Informal, yet informed, Leier presents an excellent introduction to the life and ideas of Bakunin. Even the biggest Bakunin fan (and I admit to being one!) will find something new or of interest in Leier’s work. His account of Bakunin’s life and ideas is rich in detail and in understanding of both anarchism and the social and political times and circles Bakunin lived in. Leier presents a picture of Bakunin’s early years based on the lastest research and which shows his intellectual development within Russian radical circles, showing his important role in these as well as his early commitment to women’s equality. He outlines Bakunin’s activities in the 1848 revolution, plus his period of imprisonment by numerous monarchies across Europe because the Tsar got his hands on him and placed him in solitary confinement. Bakunin’s escape from exile and subsequent return to revolutionary politics takes the reader to the First International and the conflict with Marx.
Along the way, Leier presents excellent overviews and discussion of Bakunin’s ideas and how they developed into revolutionary anarchism. He also summaries Bakunin’s critiques of the state, capitalism, the state, religion and Marxism basing himself, in the main, of the recent French language CD-ROM of Bakunin’s collected words (it really is time for us, as a movement, to get this translated and published into English – preferably starting when Bakunin became an anarchist in the 1860s!). All show a good understanding of the subject matter as well the historical and social context in which they were developed and articulated. Moreover, he draws out their relevance for today so showing that there is more to studying Bakunin than mere historical curiosity. His ideas, as Leier stresses, are as relevant today as ever.
I do have a few qualms. The use of the pop-culture references may make the book accessible to general readers but, unfortunately, will tend to date it. Bakunin’s critique of the Paris Commune is not developed, nor is subsequent additions to it by other anarchists included. Given that the event was a significant influence on how anarchism developed after 1871 it is unfortunate that Leier does not discuss it more. Bakunin’s obvious anarcho-syndicalism is highlighted, but for some reason he does not explicitly draw the links with his ideas and the subsequent movement. He does say that the IWW was America’s most famous and biggest expression of anarchism, which is stretching somewhat as the IWW was more influenced by anarchism than Marxism but it was never explicitly anarchist.

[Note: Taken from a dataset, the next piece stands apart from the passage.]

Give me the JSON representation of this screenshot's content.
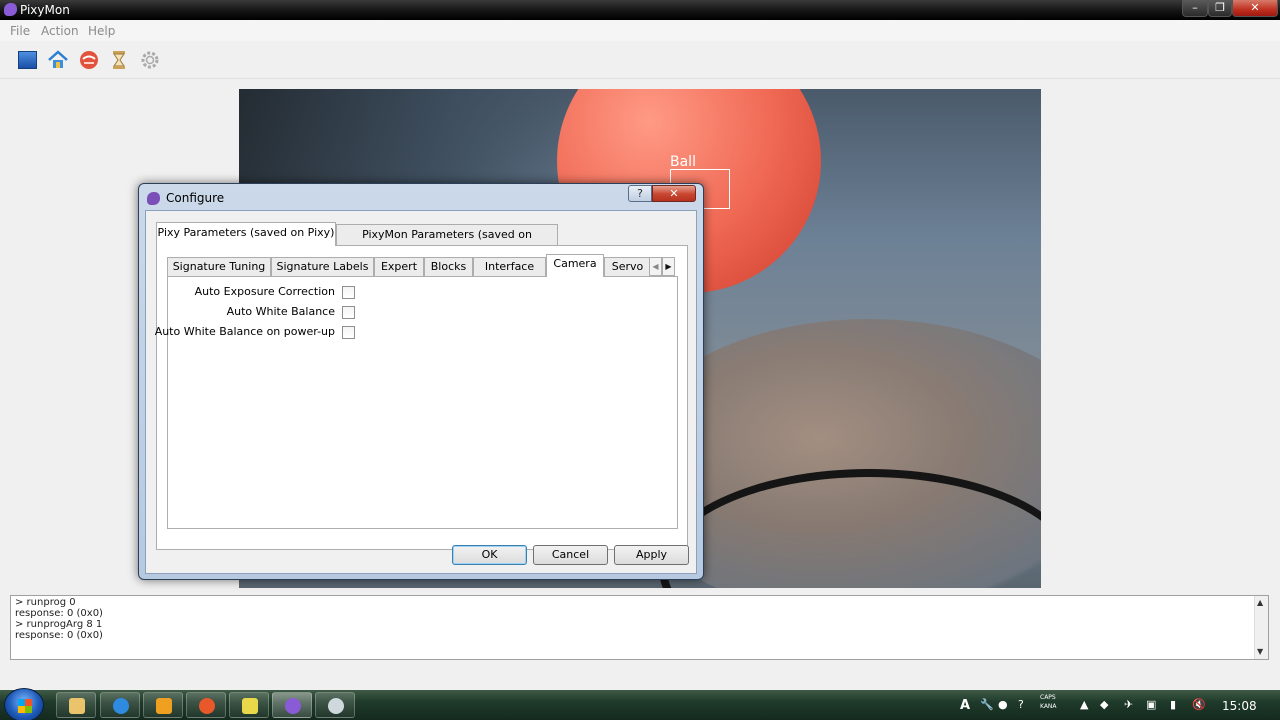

Bakunin’s critique of Marxism is, in general, very well presented. However, I would suggest he does not stress enough that Bakunin’s critique of the proletariat as a “ruling class” is premised on the fact that the proletariat, at the time, was a minority within the working class. At the time, as Marx himself acknowledged occasionally, wage workers were outnumbered considerably by peasants and artisans everywhere bar Britain. As such, to advocate a “dictatorship of the proletariat” meant rule by a minority. Leier does discuss this social fact in his useful overview on Bakunin’s views on which classes can be revolutionary agents but it would have been nice to reiterate the point when contrasting Marx and Bakunin ideas. Equally, Leier fails to give Engels’ “On Authority” the theoretical drubbing it so obviously and richly deserves. The notion that stopping others ruling you is “authoritarian” or “coercive” really should be exposed for the nonsense it is. Leier does, rightly, stress that Bakunin’s critique of Marxism was confirmed by both the degeneration of Social Democracy and its radical off-spring, Bolshevism.
As such, I doubt, contra Leier’s hope, that Marxists will be any more keen to honestly discuss anarchism than they have been in the past – it really does make sense for them to smear and rubbish us as it is the only way they can maintain the fiction that their ideology is the only revolutionary one around. Perhaps Leier will be proved right rather than my cynical position, but 20 odd years in the movement have convinced me that most Marxists (particularly Leninists) have little interests in learning anything from anarchism (beyond what they rip-off, use in their rhetoric and then label “Marxism,” of course!).
Leier does not discuss the suggestion I have heard a few times that Bakunin was, in fact, gay and his involvement with Sergey Nechayev is partly explained by lust and infatuation (passions which turn even the best minds into idiots). Leier does, however, have fun exploding the politico-psychological critiques of Bakunin’s politics and activities popular with some. He also, rightly, points out how Bakunin’s anti-Semitism was in contradiction with his own beliefs and were, fundamentally, a minor aspect of his ideas. He stresses that racism was a common feature of Marx and Engels which, rightly, does not stop their contributions to socialist thought being dismissed by those Marxists and Liberals who are so keen to find any excuse to put Bakunin (and by implication, anarchism) into the dustbin of history (something explained, undoubtedly, by the awkward that Bakunin was proven right in his critiques of both!).
But these are really very minor points. Leier has produced an excellent introduction to Bakunin, his ideas and his legacy. Finally, we get an academic who understands anarchism and Bakunin, knows his subject and is more than willing to refute nonsense when he needs to. For anyone who wants find out about Bakunin and his anarchism, I can recommend no better book. As Leier stresses in his conclusion, Bakunin and anarchism has a lot to offer current radicals and his vision of a free, decentralised socialism is one which can successfully provide an alternative to capitalism, an alternative which current anarchists can build upon. We have to thank him for producing such an excellent work on one of the key anarchist thinkers.